Powering a nation
By UTE SCHULENBERG
PETER Lynch is not just building a boat on the Dorrigo Mountain.
The way he puts it, together with his wife Salena Bryce and Solomon Islanders Nixon Silas and Puia Mosely, he is building an alternative future for village people in Solomon Islands and other Pacific nations.
As a volunteer worker with the non-government organisation, APACE, it was several years ago that Mr Lynch realised energy was the key to sustainable development in the islands.
A qualified mechanical engineer, this led to him developing micro hydro-electric turbines to supply clean power to villages.
"The key point about the hydro turbines is they generate energy without polluting or interrupting the water flows they use," Mr Lynch said.
In 1998 Mr Lynch and Salena Bryce founded Pelena Energy to help bring alternative energy to villages in Solomon Islands.
It quickly became clear that getting proper back-up for the new technology was a major problem.
"So many aid programs deliver the hardware without the back-up... who would buy a tractor with no spare parts?" Mr Lynch said.
"There was also the problem of how people would pay for the parts and how to get the parts to them."
"In Solomons, it costs people more to travel to the bank than they earn in a year," Ms Bryce added.
Enter Nixon Silas and the founding of PRESI ? Pelena Rural Energy Solomon Islands.
"Nixon is like our agent in Solomons, if you like. Through PRESI we have been able to set up microfinancing for communities to pay for items," Mr Lynch said.
But there was still one missing link ? transport.
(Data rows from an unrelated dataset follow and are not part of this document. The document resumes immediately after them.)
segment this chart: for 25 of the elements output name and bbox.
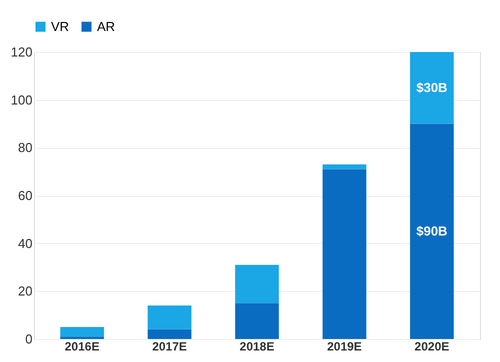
x-tick-label: 2016E <box>64 340 100 354</box>
bar <box>322 169 366 339</box>
bar <box>148 306 192 330</box>
legend-label: VR <box>51 18 70 34</box>
y-tick-label: 120 <box>10 44 32 60</box>
bar <box>235 303 279 339</box>
data-label: $90B <box>416 223 448 238</box>
x-tick-label: 2020E <box>414 340 450 354</box>
y-tick-label: 100 <box>10 92 32 108</box>
y-tick-label: 0 <box>25 332 32 346</box>
bar <box>410 52 454 124</box>
x-tick-label: 2017E <box>152 340 187 354</box>
y-tick-label: 40 <box>18 236 32 251</box>
x-tick-label: 2018E <box>240 340 274 354</box>
bar <box>235 264 279 304</box>
y-tick-label: 20 <box>18 284 32 299</box>
y-tick-label: 80 <box>18 140 32 156</box>
y-tick-label: 60 <box>18 188 32 203</box>
bar <box>322 164 366 170</box>
bar <box>60 327 104 337</box>
data-label: $30B <box>416 80 448 95</box>
legend-label: AR <box>97 18 116 34</box>
x-tick-label: 2019E <box>327 340 362 354</box>
bar <box>410 124 454 339</box>
bar <box>148 329 192 339</box>
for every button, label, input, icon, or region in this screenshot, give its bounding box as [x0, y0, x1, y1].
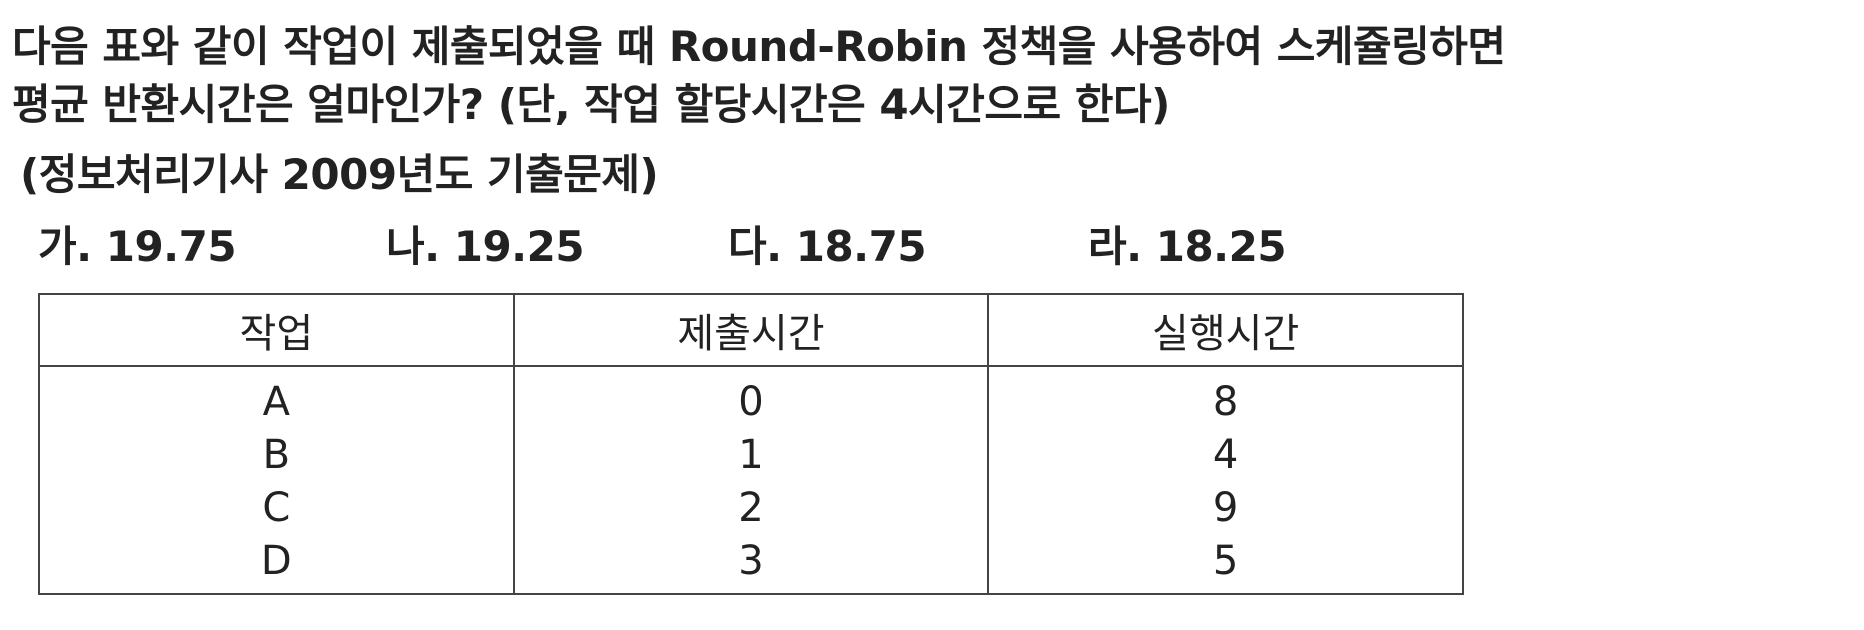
table-row: B 1 4 — [38, 428, 1464, 481]
question-text: 다음 표와 같이 작업이 제출되었을 때 Round-Robin 정책을 사용하… — [12, 18, 1852, 134]
header-job: 작업 — [38, 293, 515, 367]
table-row: A 0 8 — [38, 366, 1464, 428]
cell-submit-time: 1 — [512, 428, 990, 481]
choice-ga[interactable]: 가. 19.75 — [38, 222, 237, 271]
choice-ra[interactable]: 라. 18.25 — [1088, 222, 1287, 271]
question-source: (정보처리기사 2009년도 기출문제) — [20, 150, 659, 199]
choice-na[interactable]: 나. 19.25 — [386, 222, 585, 271]
question-line-1: 다음 표와 같이 작업이 제출되었을 때 Round-Robin 정책을 사용하… — [12, 22, 1506, 71]
table-header-row: 작업 제출시간 실행시간 — [38, 293, 1464, 367]
cell-job: B — [38, 428, 515, 481]
cell-run-time: 9 — [987, 481, 1464, 534]
answer-choices: 가. 19.75 나. 19.25 다. 18.75 라. 18.25 — [38, 218, 1438, 278]
job-table: 작업 제출시간 실행시간 A 0 8 B 1 4 C 2 9 D 3 5 — [38, 293, 1464, 595]
cell-job: C — [38, 481, 515, 534]
table-row: C 2 9 — [38, 481, 1464, 534]
header-submit-time: 제출시간 — [512, 293, 990, 367]
table-row: D 3 5 — [38, 534, 1464, 595]
header-run-time: 실행시간 — [987, 293, 1464, 367]
cell-job: D — [38, 534, 515, 595]
cell-job: A — [38, 366, 515, 428]
cell-submit-time: 2 — [512, 481, 990, 534]
choice-da[interactable]: 다. 18.75 — [728, 222, 927, 271]
cell-run-time: 8 — [987, 366, 1464, 428]
cell-run-time: 4 — [987, 428, 1464, 481]
cell-submit-time: 3 — [512, 534, 990, 595]
cell-submit-time: 0 — [512, 366, 990, 428]
question-line-2: 평균 반환시간은 얼마인가? (단, 작업 할당시간은 4시간으로 한다) — [12, 80, 1170, 129]
cell-run-time: 5 — [987, 534, 1464, 595]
Hence the boat, which is currently under construction in a disused timber yard on the edge of Dorrigo.
"The boat has the shallow draught of an oyster barge but with a wave piercing hull," he said.
"It is 11m long (37 feet) and can carry 24 adults and 10 children plus cargo."
And there's more.
It is propelled by a diesel jet unit, which means there is no propeller to get smashed on reefs or coconuts and locally produced coconut oil can be used as an alternative fuel.
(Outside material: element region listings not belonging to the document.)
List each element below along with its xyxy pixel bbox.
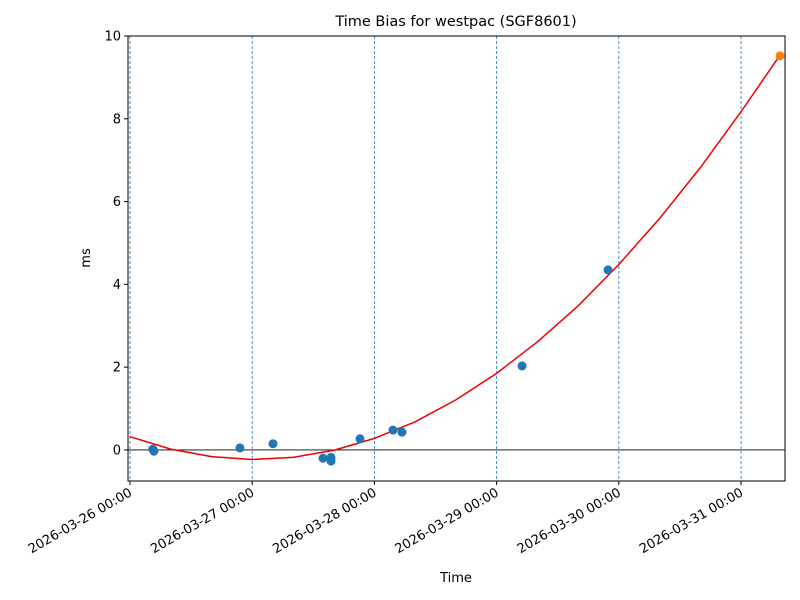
data-point — [775, 51, 785, 61]
plot-frame — [127, 35, 786, 482]
chart-title: Time Bias for westpac (SGF8601) — [334, 14, 576, 30]
x-axis-label: Time — [439, 571, 472, 586]
data-point — [235, 443, 245, 453]
y-tick-label: 0 — [113, 443, 121, 458]
data-point — [397, 427, 407, 437]
y-tick-label: 2 — [113, 361, 121, 376]
data-point — [603, 265, 613, 275]
y-tick-label: 4 — [113, 278, 121, 293]
y-tick-label: 6 — [113, 195, 121, 210]
data-point — [326, 456, 336, 466]
data-point — [388, 425, 398, 435]
data-point — [517, 361, 527, 371]
y-tick-label: 8 — [113, 112, 121, 127]
data-point — [149, 446, 159, 456]
data-point — [318, 453, 328, 463]
y-tick-label: 10 — [104, 30, 121, 45]
data-point — [268, 439, 278, 449]
fit-line — [129, 52, 783, 461]
y-axis-label: ms — [79, 248, 94, 268]
data-point — [355, 434, 365, 444]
For Mr Silas, the project provides vital alternatives for villages under threat from illegal logging companies.
"The logging companies promise so much but then they leave and there is no benefit to the people ? their food, water and building materials are all gone," Mr Silas said.
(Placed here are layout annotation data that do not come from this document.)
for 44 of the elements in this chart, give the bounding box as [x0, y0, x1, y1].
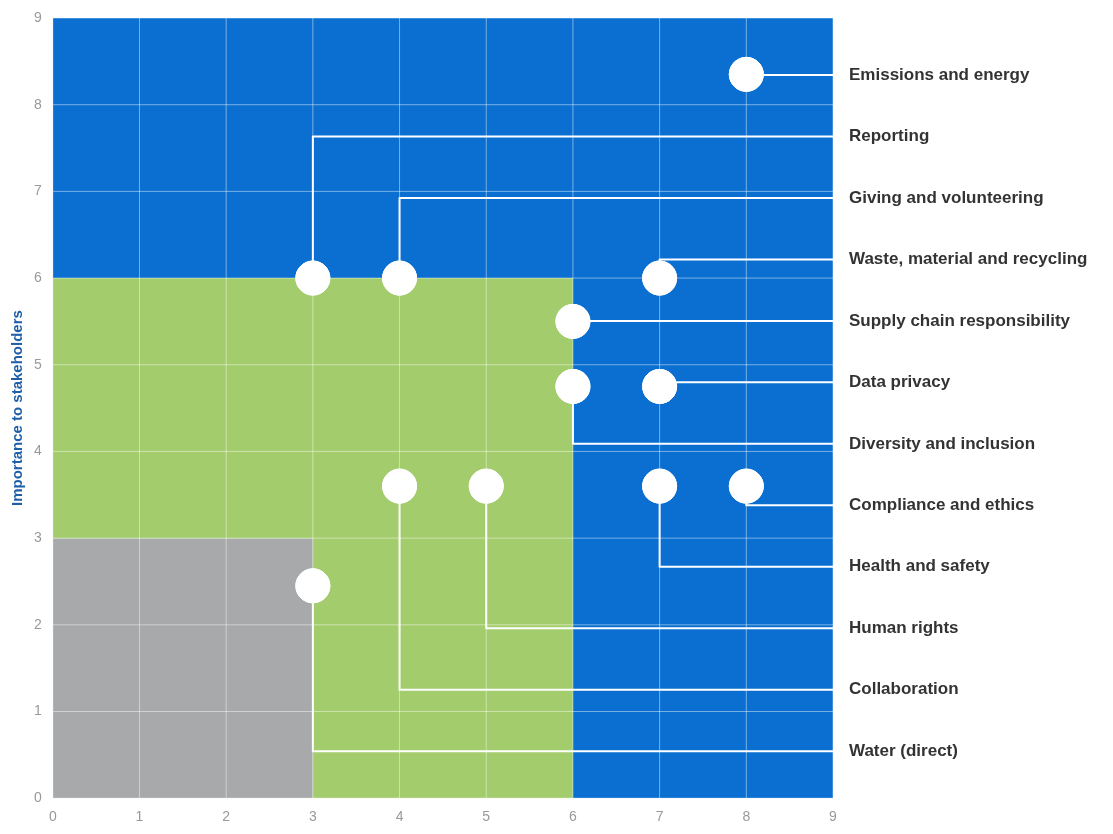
point: [468, 468, 504, 504]
x-tick-label: 9: [829, 808, 838, 825]
y-axis-title: Importance to stakeholders: [8, 310, 26, 507]
annotation: Water (direct): [849, 740, 958, 760]
y-tick-label: 5: [33, 355, 42, 372]
x-tick-label: 8: [742, 808, 751, 825]
y-tick-label: 4: [33, 442, 42, 459]
point: [555, 368, 591, 404]
y-tick-label: 2: [33, 615, 42, 632]
point: [295, 568, 331, 604]
annotation: Human rights: [849, 617, 959, 637]
annotation: Compliance and ethics: [849, 495, 1035, 514]
point: [728, 468, 764, 504]
y-tick-label: 0: [33, 789, 42, 806]
x-tick-label: 0: [48, 808, 57, 825]
x-tick-label: 2: [222, 808, 231, 825]
y-tick-label: 8: [33, 95, 42, 112]
y-tick-label: 6: [33, 268, 42, 285]
point: [642, 468, 678, 504]
y-tick-label: 1: [33, 702, 42, 719]
y-tick-label: 7: [33, 182, 42, 199]
annotation: Reporting: [849, 126, 930, 146]
x-tick-label: 4: [395, 808, 404, 825]
point: [642, 368, 678, 404]
point: [728, 56, 764, 92]
x-tick-label: 5: [482, 808, 491, 825]
x-tick-label: 1: [135, 808, 144, 825]
y-tick-label: 9: [33, 8, 42, 25]
point: [642, 260, 678, 296]
annotation: Giving and volunteering: [849, 187, 1044, 207]
x-tick-label: 3: [308, 808, 317, 825]
x-tick-label: 6: [569, 808, 578, 825]
point: [382, 260, 418, 296]
annotation: Waste, material and recycling: [849, 249, 1088, 269]
y-tick-label: 3: [33, 528, 42, 545]
annotation: Health and safety: [849, 556, 991, 576]
annotation: Diversity and inclusion: [849, 433, 1036, 453]
annotation: Emissions and energy: [849, 64, 1030, 84]
annotation: Data privacy: [849, 372, 951, 392]
annotation: Supply chain responsibility: [849, 310, 1071, 330]
point: [382, 468, 418, 504]
annotation: Collaboration: [849, 679, 959, 699]
x-tick-label: 7: [655, 808, 664, 825]
point: [555, 303, 591, 339]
"We need this transport to connect people and we need to give the power back to the villages.
"It is a big challenge showing people these new things, but overall I am glad to do this for rural Solomon Islanders."
But why Dorrigo?
"Dorrigo has water, sun and wind plus a history of hydro-electricity," Mr Lynch said. "It has all the elements we wanted to create a centre for appropriate technology development."
And finally, there is the sweet irony of a business offering alternatives to logging in the South Pacific being set-up in an historic timber town.